Notice: The irrational is easier, more seductive. This is why faith [the irrational] has been accepted by men of all cultures and through all of time…it’s a short-cut, it’s easier. You don’t have to get up, you don’t have to work, and you don’t have to face death. You can lie in bed all day and pray for pain relief. But, know this; if somebody [some living loved one, perhaps] doesn’t come to your aid, you will eventually starve to death.
Fortunately, most Americans, however faithful, have the common sense to get up and go to work. They get up and go to work and thank God for the strength to do so. The irrational beliefs they cling to for whatever reason serve only to cloud their thinking, like OxyContin, while subconsciously they do the real work of solving their problems.

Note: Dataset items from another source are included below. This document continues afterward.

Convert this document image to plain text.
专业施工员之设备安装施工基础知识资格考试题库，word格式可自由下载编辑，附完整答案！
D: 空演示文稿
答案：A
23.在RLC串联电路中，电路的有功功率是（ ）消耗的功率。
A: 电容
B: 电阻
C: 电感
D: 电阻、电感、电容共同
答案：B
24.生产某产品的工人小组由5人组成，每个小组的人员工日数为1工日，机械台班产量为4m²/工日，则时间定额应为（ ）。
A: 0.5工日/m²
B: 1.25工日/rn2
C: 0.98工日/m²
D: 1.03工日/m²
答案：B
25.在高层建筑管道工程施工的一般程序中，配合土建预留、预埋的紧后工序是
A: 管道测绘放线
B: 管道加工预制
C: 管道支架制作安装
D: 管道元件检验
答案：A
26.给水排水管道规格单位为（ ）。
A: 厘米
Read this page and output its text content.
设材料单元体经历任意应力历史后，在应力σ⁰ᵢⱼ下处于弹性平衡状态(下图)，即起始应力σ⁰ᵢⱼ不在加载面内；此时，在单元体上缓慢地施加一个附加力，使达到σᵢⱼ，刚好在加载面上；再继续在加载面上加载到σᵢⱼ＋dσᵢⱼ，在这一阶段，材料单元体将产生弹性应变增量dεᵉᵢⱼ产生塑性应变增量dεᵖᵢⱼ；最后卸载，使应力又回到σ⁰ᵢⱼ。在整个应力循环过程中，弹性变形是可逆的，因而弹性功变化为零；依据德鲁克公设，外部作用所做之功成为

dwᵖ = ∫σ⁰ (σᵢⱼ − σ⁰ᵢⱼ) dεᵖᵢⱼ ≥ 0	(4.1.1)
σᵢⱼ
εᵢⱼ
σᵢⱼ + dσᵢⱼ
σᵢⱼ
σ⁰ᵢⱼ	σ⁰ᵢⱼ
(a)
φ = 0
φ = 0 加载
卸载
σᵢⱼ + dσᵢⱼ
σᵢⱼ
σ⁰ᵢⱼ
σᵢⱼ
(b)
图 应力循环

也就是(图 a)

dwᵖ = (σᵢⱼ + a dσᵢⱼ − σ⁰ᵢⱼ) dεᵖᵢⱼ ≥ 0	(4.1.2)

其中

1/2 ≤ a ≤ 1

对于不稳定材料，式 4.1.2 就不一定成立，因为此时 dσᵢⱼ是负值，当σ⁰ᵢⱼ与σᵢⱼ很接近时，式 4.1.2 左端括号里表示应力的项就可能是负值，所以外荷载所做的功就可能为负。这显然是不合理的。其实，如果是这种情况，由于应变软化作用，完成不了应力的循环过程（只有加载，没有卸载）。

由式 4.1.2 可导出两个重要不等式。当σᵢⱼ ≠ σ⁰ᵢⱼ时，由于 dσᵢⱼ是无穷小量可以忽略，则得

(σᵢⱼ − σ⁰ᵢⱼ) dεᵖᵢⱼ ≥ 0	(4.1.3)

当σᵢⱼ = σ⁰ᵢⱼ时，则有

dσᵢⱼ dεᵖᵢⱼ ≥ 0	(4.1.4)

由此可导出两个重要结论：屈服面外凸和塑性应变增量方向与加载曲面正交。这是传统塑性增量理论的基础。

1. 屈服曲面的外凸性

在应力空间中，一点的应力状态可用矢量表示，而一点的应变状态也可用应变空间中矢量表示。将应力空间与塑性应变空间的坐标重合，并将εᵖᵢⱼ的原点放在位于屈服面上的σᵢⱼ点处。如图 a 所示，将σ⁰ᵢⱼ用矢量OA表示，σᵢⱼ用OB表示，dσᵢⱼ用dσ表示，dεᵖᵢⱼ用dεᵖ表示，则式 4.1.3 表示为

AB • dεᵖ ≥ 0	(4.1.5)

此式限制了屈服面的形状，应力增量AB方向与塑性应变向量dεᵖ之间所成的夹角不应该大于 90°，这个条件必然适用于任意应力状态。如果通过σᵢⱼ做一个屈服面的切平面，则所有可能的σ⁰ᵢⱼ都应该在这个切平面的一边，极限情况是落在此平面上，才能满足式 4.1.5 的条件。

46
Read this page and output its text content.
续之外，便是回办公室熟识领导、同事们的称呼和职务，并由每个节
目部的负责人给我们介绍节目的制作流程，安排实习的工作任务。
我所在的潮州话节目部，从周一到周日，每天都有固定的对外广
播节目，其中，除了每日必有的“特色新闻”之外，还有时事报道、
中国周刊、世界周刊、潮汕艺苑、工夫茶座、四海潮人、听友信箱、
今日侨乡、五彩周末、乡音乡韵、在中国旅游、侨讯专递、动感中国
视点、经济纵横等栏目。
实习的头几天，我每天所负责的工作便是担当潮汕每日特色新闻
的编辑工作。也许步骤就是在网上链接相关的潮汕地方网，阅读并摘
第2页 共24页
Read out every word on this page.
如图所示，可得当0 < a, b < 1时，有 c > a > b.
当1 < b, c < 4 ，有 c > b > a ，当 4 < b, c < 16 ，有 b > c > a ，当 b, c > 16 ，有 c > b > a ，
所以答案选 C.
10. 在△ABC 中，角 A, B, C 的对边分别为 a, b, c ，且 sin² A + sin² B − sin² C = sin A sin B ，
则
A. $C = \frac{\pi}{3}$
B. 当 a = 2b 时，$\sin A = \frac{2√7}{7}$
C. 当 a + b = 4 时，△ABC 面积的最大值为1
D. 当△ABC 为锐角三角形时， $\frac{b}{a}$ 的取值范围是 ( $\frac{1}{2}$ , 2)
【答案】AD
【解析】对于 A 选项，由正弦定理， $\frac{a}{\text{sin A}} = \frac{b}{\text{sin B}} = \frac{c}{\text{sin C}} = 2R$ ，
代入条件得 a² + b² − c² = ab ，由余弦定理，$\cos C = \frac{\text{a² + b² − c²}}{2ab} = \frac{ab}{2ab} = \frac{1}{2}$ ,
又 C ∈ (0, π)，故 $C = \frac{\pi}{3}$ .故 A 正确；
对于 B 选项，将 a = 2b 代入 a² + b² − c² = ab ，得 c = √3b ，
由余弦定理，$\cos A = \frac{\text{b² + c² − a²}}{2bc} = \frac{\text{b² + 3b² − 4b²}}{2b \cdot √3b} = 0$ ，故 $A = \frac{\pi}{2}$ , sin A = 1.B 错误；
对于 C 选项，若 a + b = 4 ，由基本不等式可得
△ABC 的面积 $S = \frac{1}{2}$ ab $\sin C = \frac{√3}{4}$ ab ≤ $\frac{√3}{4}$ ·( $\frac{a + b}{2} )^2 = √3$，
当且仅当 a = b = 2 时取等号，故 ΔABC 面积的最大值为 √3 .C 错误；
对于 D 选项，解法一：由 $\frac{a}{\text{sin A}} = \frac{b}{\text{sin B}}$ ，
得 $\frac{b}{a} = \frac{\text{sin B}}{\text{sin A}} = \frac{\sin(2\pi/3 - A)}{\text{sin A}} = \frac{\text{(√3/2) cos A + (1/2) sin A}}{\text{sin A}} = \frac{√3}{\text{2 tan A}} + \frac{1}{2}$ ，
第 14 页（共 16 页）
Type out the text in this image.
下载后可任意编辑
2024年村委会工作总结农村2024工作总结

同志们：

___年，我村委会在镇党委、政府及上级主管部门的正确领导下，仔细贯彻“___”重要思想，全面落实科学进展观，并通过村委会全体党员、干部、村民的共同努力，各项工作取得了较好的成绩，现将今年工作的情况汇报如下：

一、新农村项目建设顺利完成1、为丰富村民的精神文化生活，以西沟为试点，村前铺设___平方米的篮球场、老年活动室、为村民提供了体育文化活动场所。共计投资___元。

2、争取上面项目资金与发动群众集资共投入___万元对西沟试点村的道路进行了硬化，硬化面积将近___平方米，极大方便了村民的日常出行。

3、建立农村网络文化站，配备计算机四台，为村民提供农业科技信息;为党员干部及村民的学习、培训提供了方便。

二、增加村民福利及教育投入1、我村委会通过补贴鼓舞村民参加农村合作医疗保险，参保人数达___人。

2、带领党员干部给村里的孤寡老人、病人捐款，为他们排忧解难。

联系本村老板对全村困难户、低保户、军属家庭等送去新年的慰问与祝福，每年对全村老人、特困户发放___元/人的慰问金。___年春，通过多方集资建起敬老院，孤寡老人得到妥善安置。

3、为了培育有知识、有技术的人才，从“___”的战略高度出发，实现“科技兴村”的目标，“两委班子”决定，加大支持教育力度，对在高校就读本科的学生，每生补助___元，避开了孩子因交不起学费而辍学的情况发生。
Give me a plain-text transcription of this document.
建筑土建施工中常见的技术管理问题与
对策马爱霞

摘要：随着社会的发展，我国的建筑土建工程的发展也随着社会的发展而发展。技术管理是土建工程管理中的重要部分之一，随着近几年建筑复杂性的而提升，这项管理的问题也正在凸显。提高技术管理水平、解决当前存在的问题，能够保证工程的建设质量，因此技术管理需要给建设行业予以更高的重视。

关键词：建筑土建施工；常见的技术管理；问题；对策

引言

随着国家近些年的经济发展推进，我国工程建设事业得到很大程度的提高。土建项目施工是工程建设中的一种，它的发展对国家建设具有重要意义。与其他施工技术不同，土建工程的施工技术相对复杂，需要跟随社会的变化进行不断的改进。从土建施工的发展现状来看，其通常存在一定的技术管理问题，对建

Because the Laws of Nature are immutable, hard to explain, and do not change to serve the whims and wishes of man, the epistemology of the irrationalists worldwide is stored on the pages of ancient “holy” texts, man's thinking long before he actually explained a Law of Nature, e.g. Newton/gravity. The ancient texts [ALL] are a reminder of the ambitions of our ancient ancestors…How they wanted to fly, how they wanted to cure disease and extend life, how they wanted to never go hungry. How they explained a moral life at a time when men knew only authoritarian governments. [Big collective ambition requires human sacrifice, they thought.] Of course, the modern men who developed the first flying machines, “miracle drugs,” and 21st Century agricultural techniques shared the ambitions of the ancients. All men do. But not their epistemology. Free men, pure and applied scientists, for generations now have been working to transform the ambitions of the ancients from dreams and atrocities to reality and morality.
How have we achieved the modern world? 1. Meta- physically: By understanding the real nature of the world we live in; and 2. epistemologically: By developing ideas that work within the parameters of reality. For example: 1. Pasteur and others discovered the nature of disease, i.e. hostile, mindless, microorganism invading our bodies. 2. Armed with the truth and reason, their protégées developed the means to destroy the invaders while preserving the host, i.e. modern medicine.
So...when a tree falls in the forest and there's no one there to hear it fall, does it make a sound?
The modern world was built by men who answer "of course!"